7 - Nas zonas de protecção à distância não podem existir:
Sumidouros de águas negras abertos na camada aquífera captada;
Outras captações na mesma camada aquífera, desde que prejudiquem a quantidade ou as condições sanitárias da água captada;
Regas com águas negras e acções de adubação dos terrenos;
Instalações pecuárias, nitreiras, estábulos ou matadouros;
Depósitos ou estações de tratamento de resíduos sólidos;
Indústrias que possuam efluentes nocivos, independentemente dos dispositivos antipoluentes que possam dispor.
Artigo 119.º — Condutas adutoras e distribuidoras
1 - As condutas adutoras destinam-se ao transporte, quer gravítico quer por elevação mecânica, de água para abastecimento dos aglomerados populacionais.
2 - As condutas distribuidoras destinam-se ao transporte gravítico de água para abastecimento dos aglomerados populacionais.
3 - Para as condutas adutoras e distribuidoras com diâmetros superiores a 200 mm fica reservado um espaço canal non aedificandi com 6 m de largura, correspondente a 3 m para cada lado do eixo das respectivas condutas.

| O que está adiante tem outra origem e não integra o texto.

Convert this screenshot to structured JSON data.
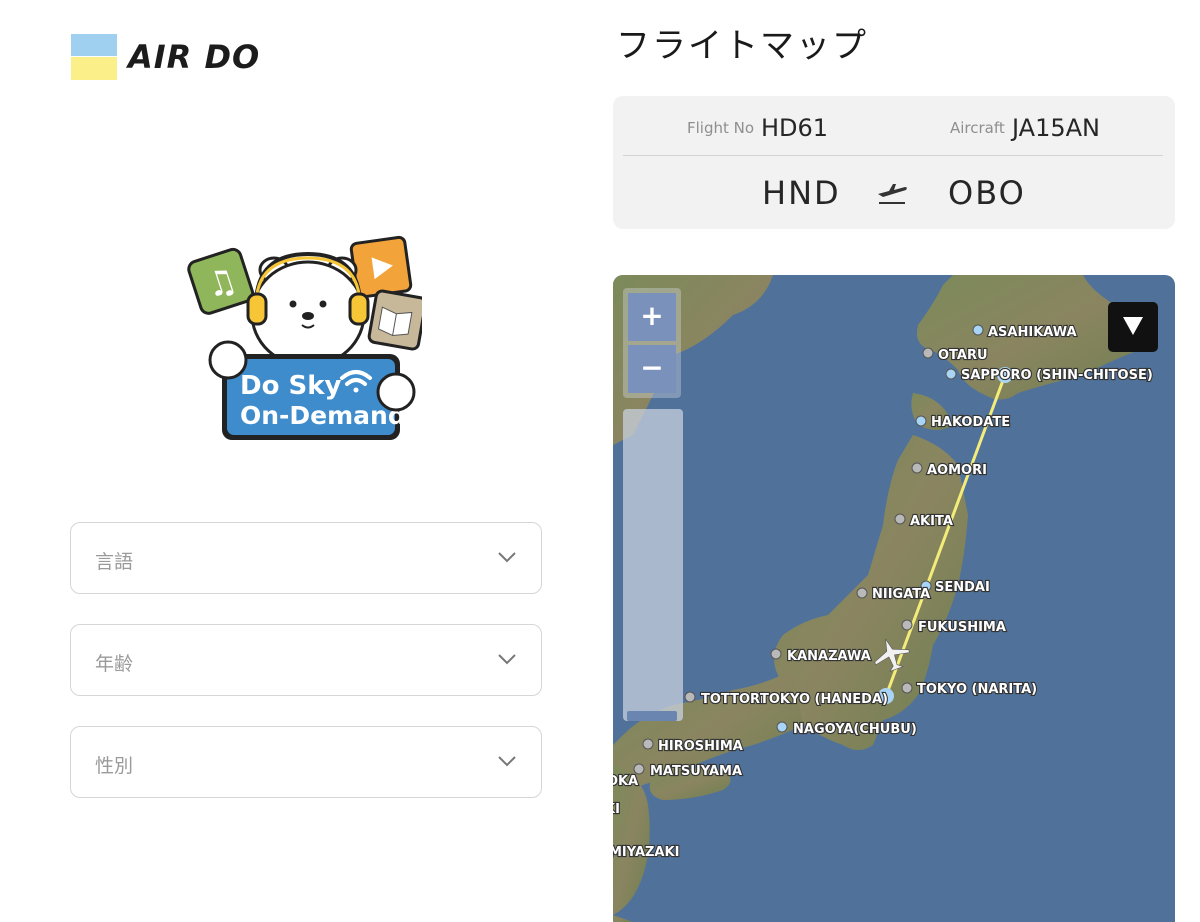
{
  "brand": {
    "logo_text": "AIR DO"
  },
  "mascot": {
    "line1": "Do Sky",
    "line2": "On-Demand"
  },
  "form": {
    "language_placeholder": "言語",
    "age_placeholder": "年齢",
    "gender_placeholder": "性別"
  },
  "flight_map": {
    "title": "フライトマップ",
    "flight_no_label": "Flight No",
    "flight_no": "HD61",
    "aircraft_label": "Aircraft",
    "aircraft": "JA15AN",
    "origin": "HND",
    "destination": "OBO"
  },
  "map": {
    "zoom_in": "+",
    "zoom_out": "−",
    "cities": {
      "asahikawa": "ASAHIKAWA",
      "otaru": "OTARU",
      "sapporo": "SAPPORO (SHIN-CHITOSE)",
      "hakodate": "HAKODATE",
      "aomori": "AOMORI",
      "akita": "AKITA",
      "sendai": "SENDAI",
      "niigata": "NIIGATA",
      "fukushima": "FUKUSHIMA",
      "kanazawa": "KANAZAWA",
      "tottori": "TOTTORI",
      "tokyo_haneda": "TOKYO (HANEDA)",
      "tokyo_narita": "TOKYO (NARITA)",
      "nagoya": "NAGOYA(CHUBU)",
      "hiroshima": "HIROSHIMA",
      "matsuyama": "MATSUYAMA",
      "oka": "OKA",
      "ki": "KI",
      "miyazaki": "MIYAZAKI"
    }
  },
  "colors": {
    "logo_blue": "#9fd0ef",
    "logo_yellow": "#fbef8a",
    "sea": "#50729a",
    "route": "#f4ec7a",
    "city_dot_blue": "#a8d4f5",
    "city_dot_gray": "#b9b9b9"
  }
}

4 - Para as condutas adutoras e distribuidoras com diâmetros iguais ou inferiores a 200 mm fica reservado um espaço-canal non aedificandi com 4 m de largura, correspondente a 2 m para cada lado do eixo das respectivas condutas.
Artigo 120.º — Reservatórios e centrais elevatórias
As zonas de protecção sanitária dos reservatórios e das centrais elevatórias correspondem a uma faixa envolvente non aedificandi com 15 m, vedado e de acesso condicionado.
Rede de saneamento
Artigo 121.º — Caracterização
A rede municipal de esgotos integra a rede de colectores, interceptores, condutas elevatórias, centrais elevatórias, estações de tratamento e dispositivos de descarga final e encontra-se identificada na carta da rede de saneamento.
Artigo 122.º — Rede de esgotos e interceptores e condutas elevatórias
1 - A rede de colectores integra os sistemas públicos de drenagem de águas residuais domésticas, industriais e pluviais provenientes das edificações ou da via pública e tem por finalidade assegurar a sua condução a destino final adequado.
2 - Os interceptores têm por finalidade a recolha dos efluentes que derivam das várias redes de colectores e a sua condução até à estação de tratamento ou destino final.
3 - As condutas elevatórias têm por finalidade a condução de esgoto sob pressão, desde a central elevatória até à caixa de visita, a partir da qual será transportado graviticamente.